Whether we could go down to three I think most of us doubted, but we thought maybe we could do five. The official position, I think, was seven or eight at that time. It sounds like small potatoes now, but it was that sort of thing that was making the difference between go and no-go in terms of senatorial ratification.

The Soviets turned us down cold. Three was it, and they would not talk about the modality of inspection, so we accepted three.

We did talk with them successfully about placing these automated seismographs at various points. I took one of these National Geographic maps, like you have on your wall, over to the Soviet Mission and put x’s on it where we would want ours in the Soviet Union, and they did they same….

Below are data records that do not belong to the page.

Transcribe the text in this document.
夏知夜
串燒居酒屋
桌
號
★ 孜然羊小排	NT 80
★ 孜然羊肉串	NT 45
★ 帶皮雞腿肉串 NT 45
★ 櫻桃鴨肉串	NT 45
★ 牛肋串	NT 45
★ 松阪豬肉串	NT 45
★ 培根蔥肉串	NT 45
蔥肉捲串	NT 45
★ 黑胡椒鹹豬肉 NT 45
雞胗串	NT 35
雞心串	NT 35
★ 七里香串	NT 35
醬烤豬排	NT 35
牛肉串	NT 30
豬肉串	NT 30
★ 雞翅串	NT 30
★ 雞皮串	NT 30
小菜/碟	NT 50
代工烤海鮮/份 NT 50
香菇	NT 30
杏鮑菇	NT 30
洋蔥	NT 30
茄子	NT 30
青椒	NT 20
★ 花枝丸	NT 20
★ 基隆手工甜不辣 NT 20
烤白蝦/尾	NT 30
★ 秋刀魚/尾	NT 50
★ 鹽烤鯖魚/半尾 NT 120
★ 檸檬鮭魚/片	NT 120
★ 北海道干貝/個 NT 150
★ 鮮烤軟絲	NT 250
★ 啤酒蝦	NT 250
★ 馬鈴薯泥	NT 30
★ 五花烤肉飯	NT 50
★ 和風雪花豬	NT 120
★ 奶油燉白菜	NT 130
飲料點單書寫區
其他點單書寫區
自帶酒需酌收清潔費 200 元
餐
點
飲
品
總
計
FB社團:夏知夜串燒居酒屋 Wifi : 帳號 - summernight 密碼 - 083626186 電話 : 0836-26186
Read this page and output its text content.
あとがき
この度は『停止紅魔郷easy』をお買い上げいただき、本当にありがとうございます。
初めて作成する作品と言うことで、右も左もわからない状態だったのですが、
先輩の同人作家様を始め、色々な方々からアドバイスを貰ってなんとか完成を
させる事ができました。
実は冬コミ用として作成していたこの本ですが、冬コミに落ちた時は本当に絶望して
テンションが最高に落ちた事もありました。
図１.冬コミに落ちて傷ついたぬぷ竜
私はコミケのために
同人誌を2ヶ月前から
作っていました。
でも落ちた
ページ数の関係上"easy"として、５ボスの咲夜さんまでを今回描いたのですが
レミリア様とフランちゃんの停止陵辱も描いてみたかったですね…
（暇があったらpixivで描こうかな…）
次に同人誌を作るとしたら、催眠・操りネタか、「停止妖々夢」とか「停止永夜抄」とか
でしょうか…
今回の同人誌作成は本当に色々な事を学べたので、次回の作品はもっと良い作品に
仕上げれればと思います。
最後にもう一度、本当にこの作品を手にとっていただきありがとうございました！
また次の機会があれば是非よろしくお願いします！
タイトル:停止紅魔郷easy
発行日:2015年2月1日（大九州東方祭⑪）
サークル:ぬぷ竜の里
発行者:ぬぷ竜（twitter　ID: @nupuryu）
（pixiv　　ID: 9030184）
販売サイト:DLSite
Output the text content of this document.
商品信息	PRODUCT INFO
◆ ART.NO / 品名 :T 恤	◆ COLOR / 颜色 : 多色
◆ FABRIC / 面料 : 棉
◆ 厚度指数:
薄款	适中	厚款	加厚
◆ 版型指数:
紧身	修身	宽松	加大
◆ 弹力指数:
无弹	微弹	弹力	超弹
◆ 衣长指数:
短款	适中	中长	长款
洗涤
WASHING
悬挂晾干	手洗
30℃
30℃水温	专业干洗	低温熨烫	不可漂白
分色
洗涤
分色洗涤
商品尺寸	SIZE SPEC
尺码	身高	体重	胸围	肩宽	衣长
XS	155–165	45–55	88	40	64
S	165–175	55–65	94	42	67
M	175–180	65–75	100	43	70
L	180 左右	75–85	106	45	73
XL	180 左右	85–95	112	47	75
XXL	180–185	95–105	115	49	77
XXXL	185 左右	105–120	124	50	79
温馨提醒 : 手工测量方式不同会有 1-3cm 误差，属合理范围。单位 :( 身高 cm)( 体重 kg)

So Kennedy announced the atmospheric test ban thing, which was also my idea. And Khrushchev very quickly accepted, in a speech he made in East Berlin a couple of weeks later, that he liked the idea of not testing first in the atmosphere. So we picked up that.

And, you see, this signaling from the top, as I sometimes call it, is fairly important. Khrushchev had been burned already in the three on-site inspections; now he heard Kennedy say, okay, no tests in the atmosphere, and it reassured him. It may not have been a big deal, but I think it provided some comfort to Khrushchev to think, well, now he’s dealing with somebody that can really speak for the U.S. government.

And then Harriman was sent over with instructions to see if he could get a comprehensive test ban, but, if not, to get this Limited Test Ban Treaty, that we had drafted. I had drafted it with Tom Pickering back in 1962. It had been on the table for a year, and the Russians hadn’t shown any interest in it. So Harriman had that with him.

What happened was that [Foreign Minister] Gromyko said, “Okay, how about a nonaggression pact between us?” We turned that down. It was obvious, of course, they were moving towards trying to align themselves with the West and had already broken with China at that point. And very quickly they said, “Okay, we can’t buy a comprehensive test ban, but can live with the Limited Test Ban Treaty.”

And so, with very minor changes, this treaty that Tom and I had drafted in 1962 became accepted by the Soviets and was then submitted to the Senate by Kennedy and ratified.